Olbrzymi płat tynku w każdej chwili może spaść przechodniom na głowę – zaalarmował portal Swidnica24.pl jeden z mieszkańców kamienicy przy ulicy Pułaskiego 69. Zabytkowy budynek pilnie potrzebuje remontu, ale zarządca rozkłada ręce: fundusz remontowy jest zbyt skromny, a wspólnota nie godzi się ani na podwyżkę, ani na zaciągnięcie kredytu na renowację. Sytuacja bez wyjścia?
Lokatorzy od lat narzekają na postępującą degradację niewielkiego budynku. Cieknący dach, nieremontowana klatka schodowa, zniszczone drzwi wejściowe i elewacja w opłakanym stanie – lista jest długa. Jednak zdaniem naszego czytelnika najpilniejsze jest usunięcie zwisającego płata tynku i udrożnienie zatkanych rynien. – Od dwóch tygodni bezskutecznie proszę zarządcę o to minimum prac. Byłem też u Powiatowego Inspektora Nadzoru Budowlanego, ale usłyszałem tylko wymijające odpowiedzi – narzeka. – Czy musi dojść do tragedii, żeby wreszcie ktoś coś zrobił?
– O sprawie wiem, ale pojawiły się problemy w firmie remontową. Jednak na pewno jeszcze dzisiaj do wieczora odpadający tynk zostanie usunięty , a rynna będzie przeczyszczona – deklaruje Paweł Szymański, właściciel firmy zarządzającej budynkiem. – Niestety, to wszystko, co możemy zrobić. Dotychczas przeprowadziliśmy tylko niezbędne prace, takie jak wymiana instalacji elektrycznej, papowanie dachu i częściowy remont komina. Na więcej po prostu nie ma pieniędzy. Na kompleksowy remont potrzebne są spore środki, a wspólnota po prostu ich nie ma. Nie zgadza się także na zaciągnięcie kredytu. Niestety, część właścicieli nie płaci za swoje mieszkania, wystawiliśmy kilka nakazów egzekucyjnych.

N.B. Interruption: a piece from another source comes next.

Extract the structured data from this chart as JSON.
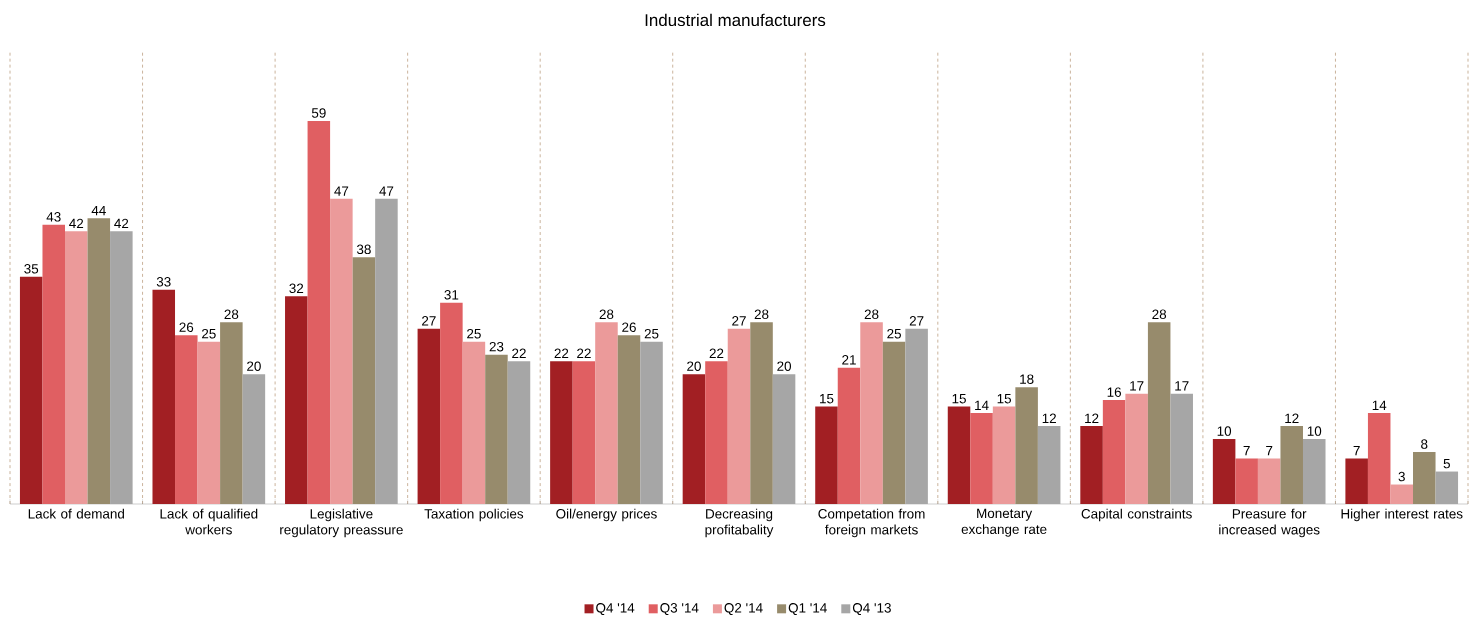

Kamienica jest wpisana do rejestru zabytków i zgodnie z ustawą o ochronie zabytków właściciel zobowiązany jest do zabezpieczenia i utrzymania zabytku w jak najlepszym stanie. Kontrola, czy się z tego wywiązuje, leży w kompetencji wojewódzkiego konserwatora zabytków (a szczegółowiej – także jego delegatur terenowych). W całym powiecie świdnickim rocznie kontrolowanych jest 10 obiektów zabytkowych, poza sytuacjami nagłymi. Jak dowiedzieliśmy się w Wałbrzychu, każdy, kto jest zaniepokojony stanem obiektu, może zgłosić interwencję. Konserwatorzy mają cały wachlarz możliwości, by zmobilizować właścicieli do podjęcia koniecznych prac. Najpierw są to zalecenia, a jeśli nie poskutkują – to nakazy. W najbardziej drastycznych przypadkach (doprowadzenia do ogromnej dewastacji) prawo przewiduje karę więzienia od 3 miesięcy do 5 lat i wysokie grzywny. Konserwatorzy podkreślają, że to ostateczność, a ich rola polega przede wszystkim na pomocy. Dodają także, że warto korzystać ze środków zewnętrznych, dotacji, np. z ministerstwa kultury czy funduszy europejskich. Jednak warunek jest jeden – właściciel musi wykazać się dobrą wolą. Niewykluczone, że kamienica przy ul. Pułaskiego przejdzie kontrolę konserwatorską.